Barangay in Valenzuela City, Metro Manila, Philippines

Veinte Reales is one of the constituent barangays in the city of Valenzuela, Metro Manila in the Philippines. The barangay is home to industrial factories of wire, fishball, packaging and rubber products.

==Etymology==
The origin of the name Veinte Reales came from a legend that their ancestors paid "veinte reales" or twenty reales (2.50 pesos) for the land to the Spaniards during the Spanish occupation of the Philippines.
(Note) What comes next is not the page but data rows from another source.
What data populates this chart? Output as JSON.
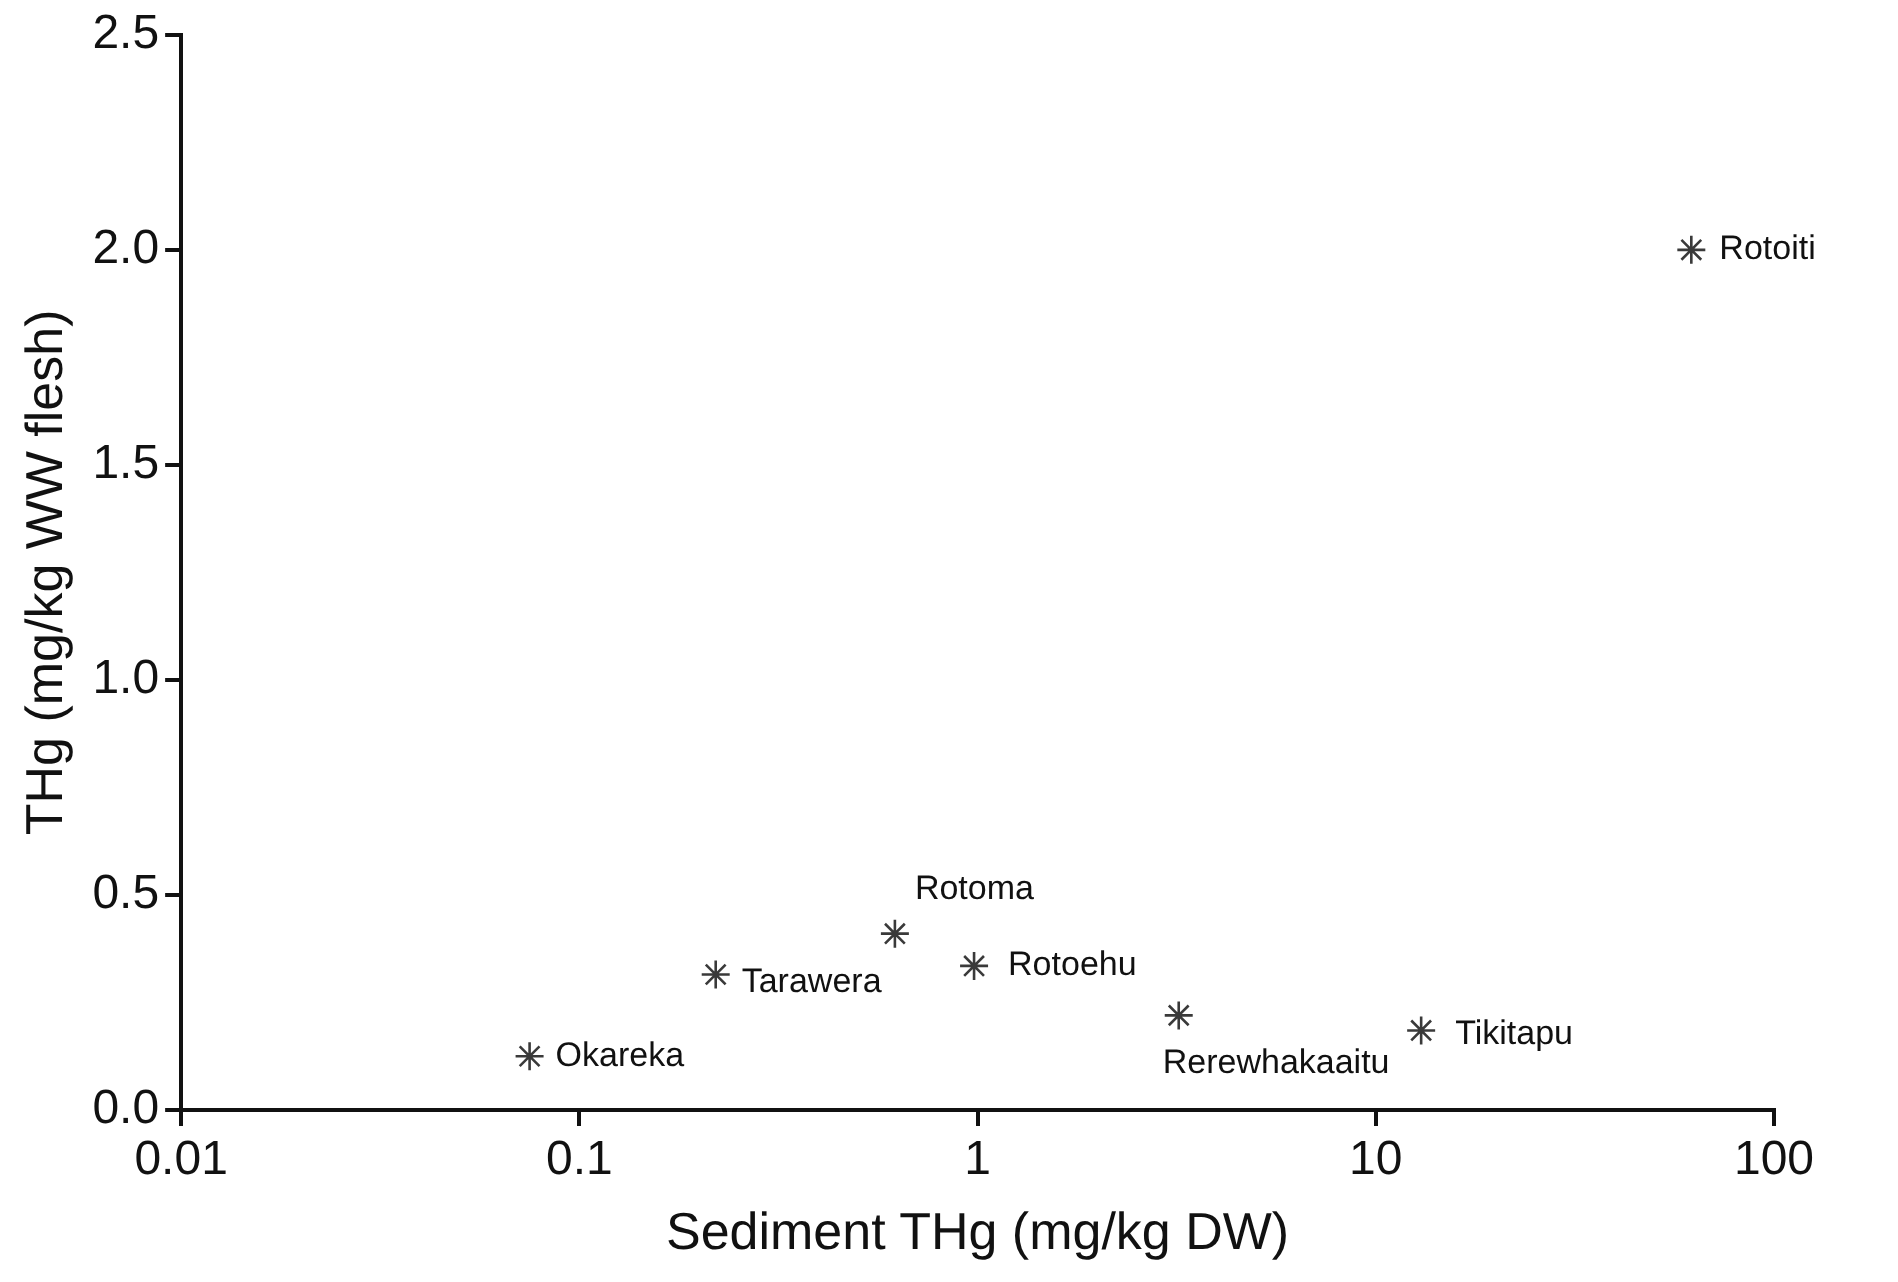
{
  "chart_data": {
    "type": "scatter",
    "xlabel": "Sediment THg (mg/kg DW)",
    "ylabel": "THg (mg/kg WW flesh)",
    "log": "x",
    "grid": false,
    "legend": false,
    "marker": "cross",
    "series": [
      {
        "color": "#3a3a3a",
        "x": [
          0.075,
          0.22,
          0.62,
          0.98,
          3.2,
          13,
          62
        ],
        "values": [
          0.125,
          0.315,
          0.41,
          0.335,
          0.22,
          0.185,
          2.0
        ]
      }
    ],
    "xlim": [
      0.01,
      100
    ],
    "xticks": [
      0.01,
      0.1,
      1,
      10,
      100
    ],
    "ylim": [
      0,
      2.5
    ],
    "yticks": [
      {
        "value": 0,
        "label": "0.0"
      },
      {
        "value": 0.5,
        "label": "0.5"
      },
      {
        "value": 1,
        "label": "1.0"
      },
      {
        "value": 1.5,
        "label": "1.5"
      },
      {
        "value": 2,
        "label": "2.0"
      },
      {
        "value": 2.5,
        "label": "2.5"
      }
    ],
    "annotations": [
      {
        "text": "Okareka",
        "x": 0.075,
        "y": 0.125
      },
      {
        "text": "Tarawera",
        "x": 0.22,
        "y": 0.315
      },
      {
        "text": "Rotoma",
        "x": 0.62,
        "y": 0.41
      },
      {
        "text": "Rotoehu",
        "x": 0.98,
        "y": 0.335
      },
      {
        "text": "Rerewhakaaitu",
        "x": 3.2,
        "y": 0.22
      },
      {
        "text": "Tikitapu",
        "x": 13,
        "y": 0.185
      },
      {
        "text": "Rotoiti",
        "x": 62,
        "y": 2.0
      }
    ]
  }
}
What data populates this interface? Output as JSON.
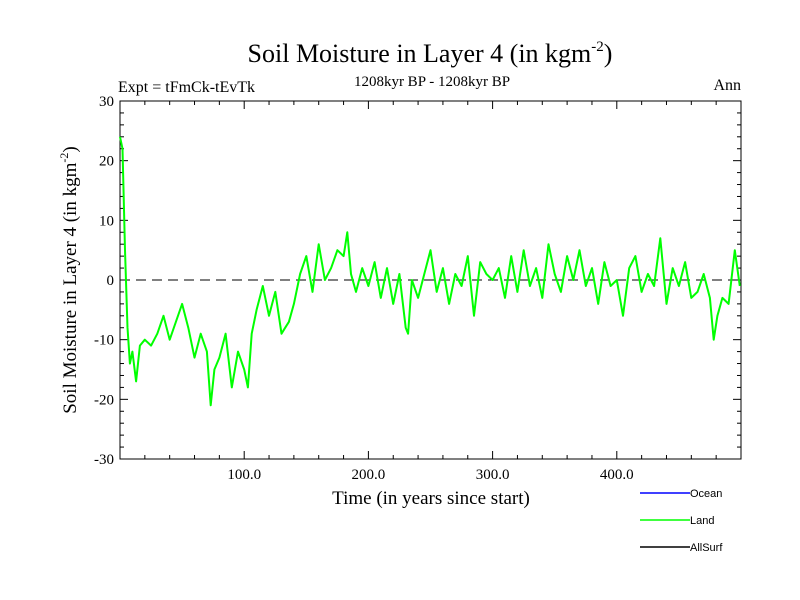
{
  "chart_data": {
    "type": "line",
    "title": "Soil Moisture in Layer 4 (in kgm",
    "title_sup": "-2",
    "title_close": ")",
    "subtitle": "1208kyr BP - 1208kyr BP",
    "left_annotation": "Expt = tFmCk-tEvTk",
    "right_annotation": "Ann",
    "xlabel": "Time (in years since start)",
    "ylabel": "Soil Moisture in Layer 4 (in kgm",
    "ylabel_sup": "-2",
    "ylabel_close": ")",
    "xlim": [
      0,
      500
    ],
    "ylim": [
      -30,
      30
    ],
    "x_ticks": [
      100,
      200,
      300,
      400
    ],
    "x_tick_labels": [
      "100.0",
      "200.0",
      "300.0",
      "400.0"
    ],
    "y_ticks": [
      -30,
      -20,
      -10,
      0,
      10,
      20,
      30
    ],
    "y_tick_labels": [
      "-30",
      "-20",
      "-10",
      "0",
      "10",
      "20",
      "30"
    ],
    "reference_line": {
      "y": 0,
      "style": "dashed"
    },
    "legend": [
      {
        "name": "Ocean",
        "color": "#0000ff"
      },
      {
        "name": "Land",
        "color": "#00ff00"
      },
      {
        "name": "AllSurf",
        "color": "#000000"
      }
    ],
    "series": [
      {
        "name": "Land",
        "color": "#00ff00",
        "x": [
          0,
          2,
          4,
          6,
          8,
          10,
          13,
          16,
          20,
          25,
          30,
          35,
          40,
          45,
          50,
          55,
          60,
          65,
          70,
          73,
          76,
          80,
          85,
          90,
          95,
          100,
          103,
          106,
          110,
          115,
          120,
          125,
          130,
          133,
          136,
          140,
          145,
          150,
          155,
          160,
          165,
          170,
          175,
          180,
          183,
          186,
          190,
          195,
          200,
          205,
          210,
          215,
          220,
          225,
          230,
          232,
          235,
          240,
          245,
          250,
          255,
          260,
          265,
          270,
          275,
          280,
          285,
          290,
          295,
          300,
          305,
          310,
          315,
          320,
          325,
          330,
          335,
          340,
          345,
          350,
          355,
          360,
          365,
          370,
          375,
          380,
          385,
          390,
          395,
          400,
          405,
          410,
          415,
          420,
          425,
          430,
          435,
          440,
          445,
          450,
          455,
          460,
          465,
          470,
          475,
          478,
          481,
          485,
          490,
          495,
          499
        ],
        "values": [
          24,
          22,
          5,
          -8,
          -14,
          -12,
          -17,
          -11,
          -10,
          -11,
          -9,
          -6,
          -10,
          -7,
          -4,
          -8,
          -13,
          -9,
          -12,
          -21,
          -15,
          -13,
          -9,
          -18,
          -12,
          -15,
          -18,
          -9,
          -5,
          -1,
          -6,
          -2,
          -9,
          -8,
          -7,
          -4,
          1,
          4,
          -2,
          6,
          0,
          2,
          5,
          4,
          8,
          1,
          -2,
          2,
          -1,
          3,
          -3,
          2,
          -4,
          1,
          -8,
          -9,
          0,
          -3,
          1,
          5,
          -2,
          2,
          -4,
          1,
          -1,
          4,
          -6,
          3,
          1,
          0,
          2,
          -3,
          4,
          -2,
          5,
          -1,
          2,
          -3,
          6,
          1,
          -2,
          4,
          0,
          5,
          -1,
          2,
          -4,
          3,
          -1,
          0,
          -6,
          2,
          4,
          -2,
          1,
          -1,
          7,
          -4,
          2,
          -1,
          3,
          -3,
          -2,
          1,
          -3,
          -10,
          -6,
          -3,
          -4,
          5,
          -1
        ]
      }
    ]
  }
}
Another legend was that there was a magic well that contains delicious water that can quickly heal any sickness. But in order for you to drink it, you must pay Veinte Reales (20 reales).

==Education==
The barangay has two public educational facilities for elementary (Paltok Elementary School and Luis Francisco Elementary school) and one facility for high school (Veinte Reales National High School).

==Economy==
The barangay is home to industrial factories of home furnitures, steel, plastics, wire, fish balls, packaging and rubber products. Flexo Manufacturing Corporation, Meralco and Innovative are among the companies that are located in this barangay

==Landmarks==
Famous landmarks in Veinte Reales include the Parish of the Risen Lord Church, Valenzuela Memorial Park, Lena Basketball Court and Bernabe Basketball Court.